Dialogue in writing


I was cruising the boards just now and came across a familiar question. It was about dialogue, how to format it, and also how to create it.  After reading the post I decided to write an entry about dialogue.

First off what is dialogue? The dictionary definition according to Mirriam-Webster online is:

: a written composition in which two or more characters are represented as conversing
a : a conversation between two or more persons; also : a similar exchange between a person and something else (as a computer)

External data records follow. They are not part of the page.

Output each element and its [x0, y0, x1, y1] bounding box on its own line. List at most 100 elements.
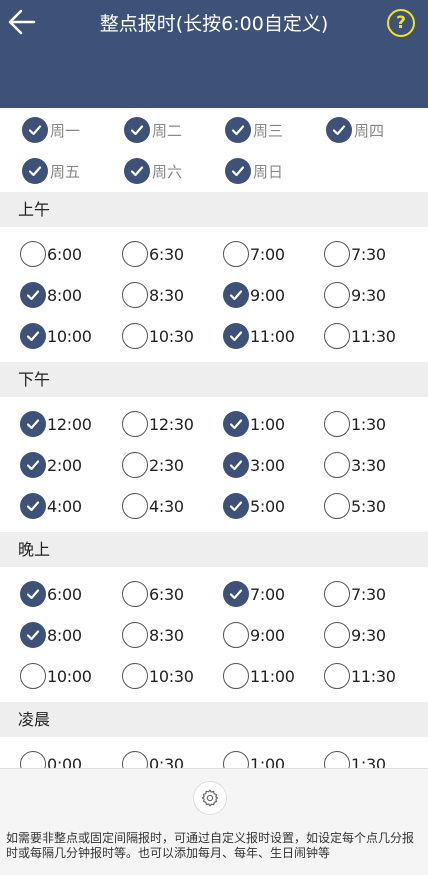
- time-label: 9:00: [250, 625, 285, 645]
- checkbox-checked[interactable]: [223, 411, 249, 437]
- section-header: 下午: [0, 362, 428, 397]
- checkbox-checked[interactable]: [223, 452, 249, 478]
- time-slot-option[interactable]: 12:30: [122, 410, 194, 438]
- check-icon: [229, 501, 243, 512]
- time-slot-option[interactable]: 11:30: [324, 322, 396, 350]
- time-slot-option[interactable]: 6:00: [20, 580, 82, 608]
- time-slot-option[interactable]: 10:00: [20, 322, 92, 350]
- settings-button[interactable]: [193, 781, 227, 815]
- checkbox-checked[interactable]: [22, 158, 48, 184]
- checkbox-unchecked[interactable]: [122, 452, 148, 478]
- time-slot-option[interactable]: 9:30: [324, 281, 386, 309]
- checkbox-checked[interactable]: [20, 493, 46, 519]
- help-icon[interactable]: ?: [387, 9, 415, 37]
- checkbox-unchecked[interactable]: [324, 581, 350, 607]
- checkbox-unchecked[interactable]: [122, 663, 148, 689]
- time-slot-option[interactable]: 6:30: [122, 240, 184, 268]
- time-slot-option[interactable]: 8:30: [122, 281, 184, 309]
- time-slot-option[interactable]: 9:00: [223, 281, 285, 309]
- checkbox-unchecked[interactable]: [20, 663, 46, 689]
- checkbox-checked[interactable]: [20, 452, 46, 478]
- time-slot-option[interactable]: 3:00: [223, 451, 285, 479]
- checkbox-checked[interactable]: [22, 117, 48, 143]
- time-slot-option[interactable]: 12:00: [20, 410, 92, 438]
- time-slot-option[interactable]: 8:00: [20, 281, 82, 309]
- checkbox-unchecked[interactable]: [324, 663, 350, 689]
- weekday-option[interactable]: 周五: [22, 157, 80, 185]
- weekday-option[interactable]: 周日: [225, 157, 283, 185]
- checkbox-unchecked[interactable]: [324, 493, 350, 519]
- checkbox-checked[interactable]: [225, 117, 251, 143]
- checkbox-checked[interactable]: [124, 158, 150, 184]
- time-slot-option[interactable]: 8:00: [20, 621, 82, 649]
- time-slot-option[interactable]: 10:30: [122, 322, 194, 350]
- time-slot-option[interactable]: 7:30: [324, 240, 386, 268]
- time-slot-option[interactable]: 4:30: [122, 492, 184, 520]
- weekday-option[interactable]: 周二: [124, 116, 182, 144]
- time-label: 6:00: [47, 244, 82, 264]
- time-slot-option[interactable]: 5:00: [223, 492, 285, 520]
- check-icon: [26, 589, 40, 600]
- time-slot-option[interactable]: 8:30: [122, 621, 184, 649]
- footer-panel: 如需要非整点或固定间隔报时，可通过自定义报时设置，如设定每个点几分报时或每隔几分…: [0, 768, 428, 875]
- checkbox-checked[interactable]: [225, 158, 251, 184]
- time-slot-option[interactable]: 2:00: [20, 451, 82, 479]
- checkbox-unchecked[interactable]: [223, 622, 249, 648]
- checkbox-checked[interactable]: [20, 282, 46, 308]
- time-slot-option[interactable]: 3:30: [324, 451, 386, 479]
- weekday-option[interactable]: 周四: [326, 116, 384, 144]
- checkbox-unchecked[interactable]: [324, 241, 350, 267]
- checkbox-checked[interactable]: [223, 282, 249, 308]
- checkbox-checked[interactable]: [124, 117, 150, 143]
- checkbox-unchecked[interactable]: [324, 622, 350, 648]
- checkbox-checked[interactable]: [223, 323, 249, 349]
- checkbox-unchecked[interactable]: [122, 323, 148, 349]
- time-slot-option[interactable]: 11:00: [223, 322, 295, 350]
- time-slot-option[interactable]: 11:30: [324, 662, 396, 690]
- time-label: 11:30: [351, 666, 396, 686]
- time-slot-option[interactable]: 1:30: [324, 410, 386, 438]
- time-label: 7:00: [250, 244, 285, 264]
- time-label: 10:30: [149, 326, 194, 346]
- checkbox-unchecked[interactable]: [122, 581, 148, 607]
- checkbox-checked[interactable]: [326, 117, 352, 143]
- checkbox-unchecked[interactable]: [122, 411, 148, 437]
- time-slot-option[interactable]: 7:00: [223, 580, 285, 608]
- checkbox-unchecked[interactable]: [223, 241, 249, 267]
- time-slot-option[interactable]: 10:00: [20, 662, 92, 690]
- check-icon: [229, 419, 243, 430]
- checkbox-unchecked[interactable]: [122, 282, 148, 308]
- time-slot-option[interactable]: 7:30: [324, 580, 386, 608]
- time-slot-option[interactable]: 9:00: [223, 621, 285, 649]
- time-slot-option[interactable]: 5:30: [324, 492, 386, 520]
- checkbox-checked[interactable]: [20, 323, 46, 349]
- time-slot-option[interactable]: 10:30: [122, 662, 194, 690]
- time-slot-option[interactable]: 6:30: [122, 580, 184, 608]
- time-label: 2:00: [47, 455, 82, 475]
- checkbox-unchecked[interactable]: [20, 241, 46, 267]
- checkbox-checked[interactable]: [223, 581, 249, 607]
- time-slot-option[interactable]: 2:30: [122, 451, 184, 479]
- checkbox-unchecked[interactable]: [122, 493, 148, 519]
- weekday-option[interactable]: 周三: [225, 116, 283, 144]
- check-icon: [26, 419, 40, 430]
- checkbox-unchecked[interactable]: [324, 452, 350, 478]
- time-slot-option[interactable]: 9:30: [324, 621, 386, 649]
- checkbox-unchecked[interactable]: [324, 411, 350, 437]
- checkbox-unchecked[interactable]: [324, 323, 350, 349]
- checkbox-checked[interactable]: [223, 493, 249, 519]
- checkbox-unchecked[interactable]: [122, 241, 148, 267]
- time-slot-option[interactable]: 1:00: [223, 410, 285, 438]
- time-slot-option[interactable]: 7:00: [223, 240, 285, 268]
- weekday-option[interactable]: 周一: [22, 116, 80, 144]
- time-slot-option[interactable]: 6:00: [20, 240, 82, 268]
- checkbox-unchecked[interactable]: [122, 622, 148, 648]
- time-slot-option[interactable]: 11:00: [223, 662, 295, 690]
- time-slot-option[interactable]: 4:00: [20, 492, 82, 520]
- checkbox-checked[interactable]: [20, 622, 46, 648]
- checkbox-unchecked[interactable]: [324, 282, 350, 308]
- checkbox-checked[interactable]: [20, 411, 46, 437]
- weekday-option[interactable]: 周六: [124, 157, 182, 185]
- checkbox-checked[interactable]: [20, 581, 46, 607]
- checkbox-unchecked[interactable]: [223, 663, 249, 689]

b : an exchange of ideas and opinions <organized a series ofdialogues on human rights>


c : a discussion between representatives of parties to a conflict that is aimed at resolution <a constructive dialoguebetween loggers and environmentalists>

: the conversational element of literary or dramatic composition <very little dialogue in this film>
: a musical composition for two or more parts suggestive of a conversation
Ok, so the first definition states it is written composition of two or more characters talking. It seems simple enough but I know what the next question will be: How do I write this?
Here’s a very brief example of dialogue:

“Mickie you disappoint me,”

She looked at the wall the prescribed six inches above his head. “I’m sorry, sir,”

Patton rubbed the bridge of his thin nose. “I don’t get you. Command has eyes on sending you through the command program and you act like it’s the plague.”

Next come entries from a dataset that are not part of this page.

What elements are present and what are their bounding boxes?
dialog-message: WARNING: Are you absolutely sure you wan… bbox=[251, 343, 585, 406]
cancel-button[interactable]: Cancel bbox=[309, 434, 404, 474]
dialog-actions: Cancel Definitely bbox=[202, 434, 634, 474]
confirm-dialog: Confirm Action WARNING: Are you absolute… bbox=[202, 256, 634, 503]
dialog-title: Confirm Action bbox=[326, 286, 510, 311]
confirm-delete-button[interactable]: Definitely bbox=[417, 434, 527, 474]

“I’m sorry, sir,” she said, “but as you know, I’m serving my required two years. I don’t, at this time, wish to make Fleet my career.”

Patton closed his eyes and sighed. “You have no idea what you’re possible of,”

“No, sir,”

“You could be one of the best starship captain’s I’ve ever seen,” Patton said. “Yet you ignore your talents. Let me tell you one thing, Mickie: you’d make a piss poor civilian.”

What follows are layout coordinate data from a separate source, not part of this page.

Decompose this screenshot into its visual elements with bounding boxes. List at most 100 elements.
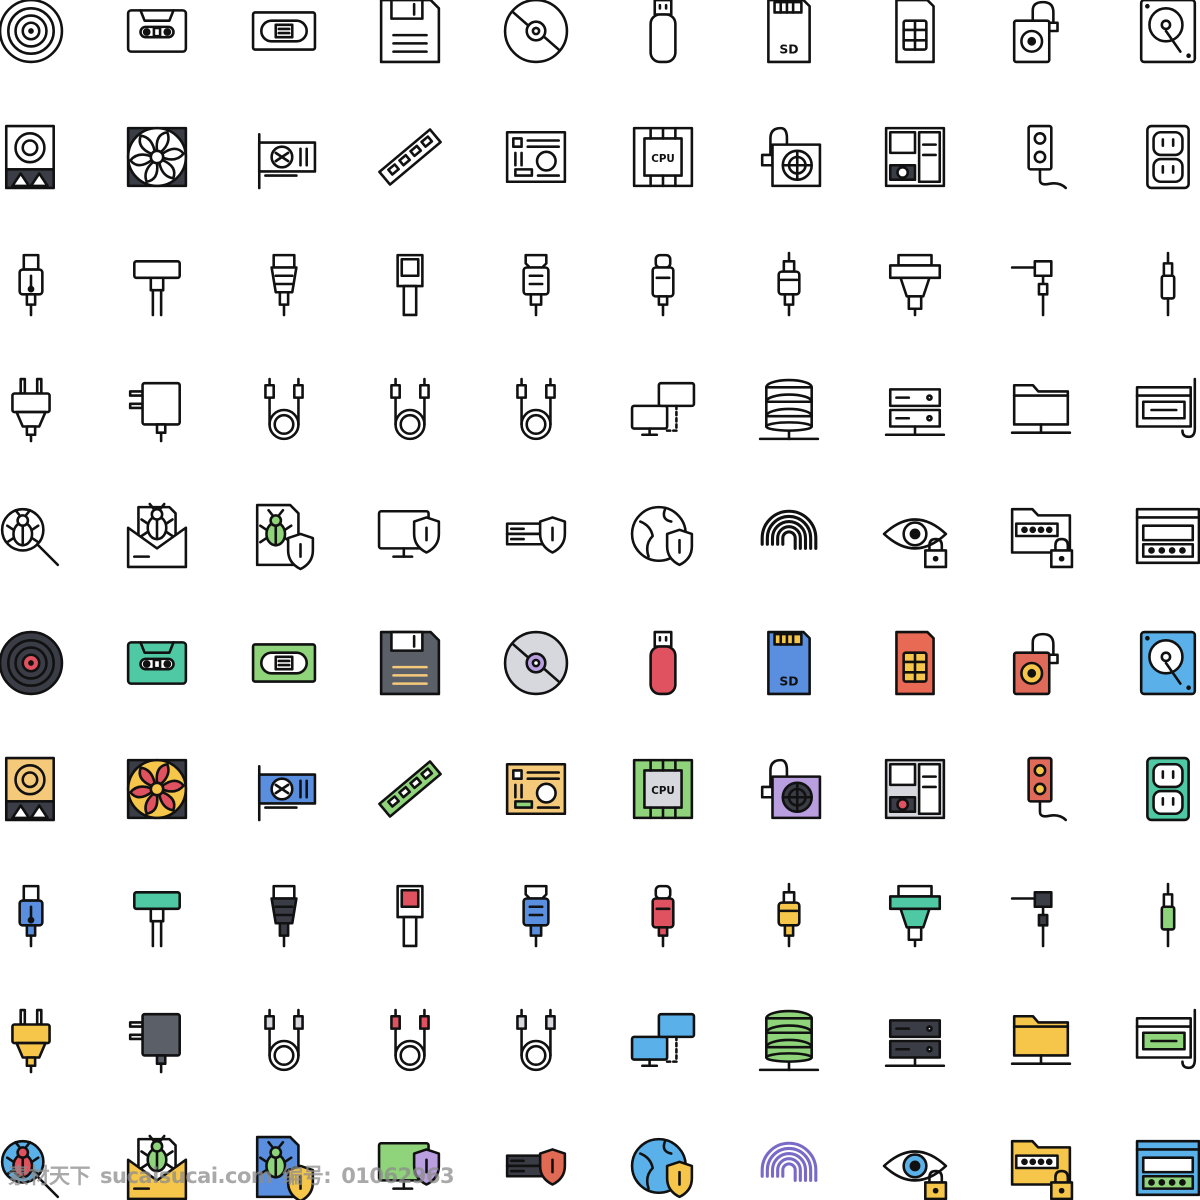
cooling-fan-icon	[124, 756, 190, 822]
sd-card-icon: SD	[756, 0, 822, 64]
speaker-drive-icon	[0, 756, 64, 822]
globe-shield-icon	[630, 1135, 696, 1200]
email-bug-icon	[124, 1134, 190, 1200]
power-supply-icon	[756, 756, 822, 822]
power-strip-icon	[1008, 756, 1074, 822]
power-cable-coil-icon	[251, 1008, 317, 1074]
phishing-window-icon	[1135, 1008, 1200, 1074]
usb-cable-coil-icon	[503, 1008, 569, 1074]
bug-search-icon	[0, 503, 64, 569]
ram-memory-icon	[377, 124, 443, 190]
icon-grid: SD CPU SD CPU 素材天下 sucaisucai.com 编号: 01062963	[0, 0, 1200, 1200]
folder-password-icon	[1008, 503, 1074, 569]
cd-disc-icon	[503, 630, 569, 696]
computer-internals-icon	[882, 756, 948, 822]
power-plug-icon	[0, 1008, 64, 1074]
portable-hard-drive-icon	[1008, 630, 1074, 696]
graphics-card-icon	[251, 756, 317, 822]
vga-cable-icon	[882, 882, 948, 948]
power-adapter-icon	[124, 1008, 190, 1074]
cpu-chip-icon: CPU	[630, 756, 696, 822]
audio-jack-icon	[1135, 882, 1200, 948]
ethernet-cable-coil-icon	[377, 1008, 443, 1074]
power-adapter-icon	[124, 377, 190, 443]
svg-text:SD: SD	[779, 674, 798, 688]
usb-c-cable-icon	[630, 882, 696, 948]
phone-connector-icon	[377, 251, 443, 317]
motherboard-icon	[503, 124, 569, 190]
database-network-icon	[756, 1008, 822, 1074]
vhs-tape-icon	[251, 0, 317, 64]
svg-text:CPU: CPU	[651, 785, 674, 797]
file-bug-shield-icon	[251, 1135, 317, 1200]
speaker-drive-icon	[0, 124, 64, 190]
portable-hard-drive-icon	[1008, 0, 1074, 64]
hdmi-cable-icon	[503, 882, 569, 948]
audio-jack-angled-icon	[1008, 251, 1074, 317]
wall-outlet-icon	[1135, 756, 1200, 822]
ram-memory-icon	[377, 756, 443, 822]
sim-card-icon	[882, 630, 948, 696]
file-bug-shield-icon	[251, 503, 317, 571]
audio-jack-icon	[1135, 251, 1200, 317]
power-cable-coil-icon	[251, 377, 317, 443]
phone-connector-icon	[377, 882, 443, 948]
computer-internals-icon	[882, 124, 948, 190]
hard-disk-icon	[1135, 0, 1200, 64]
hdmi-cable-icon	[503, 251, 569, 317]
phishing-window-icon	[1135, 377, 1200, 443]
cassette-tape-icon	[124, 630, 190, 696]
server-network-icon	[882, 377, 948, 443]
wall-outlet-icon	[1135, 124, 1200, 190]
usb-cable-icon	[0, 251, 64, 317]
usb-flash-drive-icon	[630, 630, 696, 696]
dock-connector-icon	[124, 882, 190, 948]
cd-disc-icon	[503, 0, 569, 64]
cassette-tape-icon	[124, 0, 190, 64]
monitor-shield-icon	[377, 503, 443, 569]
vga-cable-icon	[882, 251, 948, 317]
vhs-tape-icon	[251, 630, 317, 696]
ethernet-connector-icon	[251, 882, 317, 948]
server-shield-icon	[503, 503, 569, 569]
graphics-card-icon	[251, 124, 317, 190]
email-bug-icon	[124, 502, 190, 569]
server-shield-icon	[503, 1135, 569, 1200]
folder-password-icon	[1008, 1135, 1074, 1200]
floppy-disk-icon	[377, 0, 443, 64]
dock-connector-icon	[124, 251, 190, 317]
floppy-disk-icon	[377, 630, 443, 696]
sd-card-icon: SD	[756, 630, 822, 696]
server-network-icon	[882, 1008, 948, 1074]
fingerprint-icon	[756, 1135, 822, 1200]
cpu-chip-icon: CPU	[630, 124, 696, 190]
network-computers-icon	[630, 377, 696, 443]
svg-text:SD: SD	[779, 43, 798, 57]
folder-network-icon	[1008, 377, 1074, 443]
svg-text:CPU: CPU	[651, 153, 674, 165]
usb-cable-icon	[0, 882, 64, 948]
eye-lock-icon	[882, 503, 948, 569]
power-strip-icon	[1008, 124, 1074, 190]
usb-c-cable-icon	[630, 251, 696, 317]
globe-shield-icon	[630, 503, 696, 569]
ethernet-connector-icon	[251, 251, 317, 317]
folder-network-icon	[1008, 1008, 1074, 1074]
password-window-icon	[1135, 503, 1200, 569]
cooling-fan-icon	[124, 124, 190, 190]
power-plug-icon	[0, 377, 64, 443]
vinyl-record-icon	[0, 0, 64, 64]
monitor-shield-icon	[377, 1135, 443, 1200]
password-window-icon	[1135, 1135, 1200, 1200]
rca-cable-icon	[756, 882, 822, 948]
network-computers-icon	[630, 1008, 696, 1074]
ethernet-cable-coil-icon	[377, 377, 443, 443]
bug-search-icon	[0, 1135, 64, 1200]
hard-disk-icon	[1135, 630, 1200, 696]
eye-lock-icon	[882, 1135, 948, 1200]
usb-flash-drive-icon	[630, 0, 696, 64]
audio-jack-angled-icon	[1008, 882, 1074, 948]
rca-cable-icon	[756, 251, 822, 317]
usb-cable-coil-icon	[503, 377, 569, 443]
database-network-icon	[756, 377, 822, 443]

Mickie is the POV character of the conversation but I didn’t include enough of the exposition for you to see that. However, with that said, let’s break this down.

1. Captain Patton says “Mickie you disappoint me,”

This is the section that starts the conversation. Just because Mickie is the POV character doesn’t mean she needs to start the conversation. Note how the line runs without a tag. Tag’s are invisible and useful to help the reader tell characters apart when multiple are in the discussion. However, here we have only one and Patton instigates the conversation.

2. Mickie’s looking at the wall is an action that happens before she speaks, thus I put it where it was. To place it at the end of the line would say that her behavior came after her statement, which didn’t happen. Because Captain Patton is lecturing her, the response comment sensibly would be short and concise. This is a place where people get lost with dialogue. How long or short the line is written comes from the scene itself. Slower scenes can use longer lines. Fighting scenes and tension type situations would use a smaller one.

3. As above, Patton starts to rub his nose and does so the entire time he’s talking, thus the action is put before. The next step is, since he is the one in control of the conversation, comes his next statement. This is where the crux of the conversation comes to light and the reader finds out what the conversation is about. Dialogue, much like exposition, is a case of showing instead of telling. By letting the conversation develop naturally, events are then shown to the reader, which allows him or her to immerse themselves into the story.

Once those were settled, then the conversation moves on. While putting the words on paper isn’t difficult, creating realistic conversations between two people is. Dialogue is a section where the use of slang and sentence fragments aren’t a deadly sin. Most of us don’t talk with great grammar, so not all dialogue needs to match the same level your exposition does.

A few things to keep in mind with dialogue:

1. Have one POV character. Don’t make the reader “head jump” during the conversation. What the other characters are thinking can easily be shown by their statements without having to switch POV. If you feel you need to, then a line break is necessary.

2. Actions done before they speak need to go before the quotation marks. Now, this doesn’t mean do Breath in Breathe Out (BIBO) writing where every little detail is shown. Only put in the actions that are key to your scene. Furthermore, if the actions are after the statement, then they go at the end, and if during the middle, then in the middle.

3. Keep it realistic. Don’t be afraid to use slang or sentence fragments. That is how we speak in daily life, thus characters will too. If your MC is someone who’s sarcastic, then don’t shy away from letting their statements be sarcastic.

Hopefully this will help in writing dialogue. Happy writing.